Многим “простым” персонажам Бунин отказывает в наличии памяти, они живут только сегодняшним днем, зато другие персонажи, принадлежащие к “особой” породе, задумчивы, молчаливы – героини рассказов “Аглая”, “Чистый понедельник”, – они будто прислушиваются к “зову”.

Арх. Иоанн не соглашается с бунинским следованием “мудрости нехристианского Востока”.

“…Не всякое беспокойство и не всякое томление, даже духовное, не всякая неудовлетворенность, даже духовная, есть признак святости, верности пути, жизненной правды; как и не всякая трудность и не всякое страдание есть Крест"] “Лишь отрицание подлинно несовершенного, происходящее в духе Господнем, есть совершенствование

(Шаховской 1992: 207).

В системе догматического христианства арх.

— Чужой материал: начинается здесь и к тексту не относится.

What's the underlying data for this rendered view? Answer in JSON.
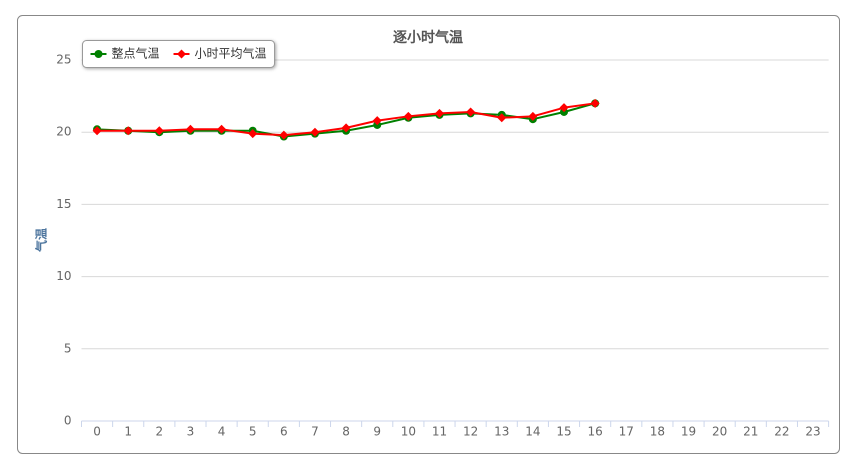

Иоанн разделяет Толстого-художника и Толстого-мыслителя, особое внимание обращает на отношения Толстого к церкви, анализирует христианские мотивы в романе “Война и мир”, с точки зрения православного опыта оценивает рассказ “Отец Сергий”…

Естественно: соответствующее православным канонам – одобряется, несоответствующее – отвергается.

“Но им непрестанно что-то овладевало, смешиваясь с его волей, и отторгало от глубин художественного созерцания на песок мелких дидактических выкладок”

(Шаховской 1992: 205).

В системе личностного эклектизма Бунин избирает идею Всебытия как исходную в интерпретации жизни и творчества Толстого, в соответствии со своими интересами много пишет о смерти Толстого, о Толстом как человеке особой породы, в котором соединились древняя чувствительность и современная сознательность.

“Бунин, – писал И. А. Ильин, – поэт и мастер внешнего, чувственного опыта. Этот опыт открыл ему доступ к жизни человеческого инстинкта, но затруднил ему доступ к жизни человеческого духа. Зоркость и честность видения привели его к таким обстояниям в недрах инстинкта, видеть которые нельзя без содрогания.

Содрогнувшийся поэт научился отвлеченному наблюдению и анатомии и стал объективным анатомом человеческого инстинкта”

(Ильин 1996: 215).

Так Бунин переносит на Толстого свой “внешний, чувственный опыт”, но так и арх. Иоанн и “религиозный мыслитель” И. А. Ильин прилагают к Толстому и Бунину систему догматического христианства.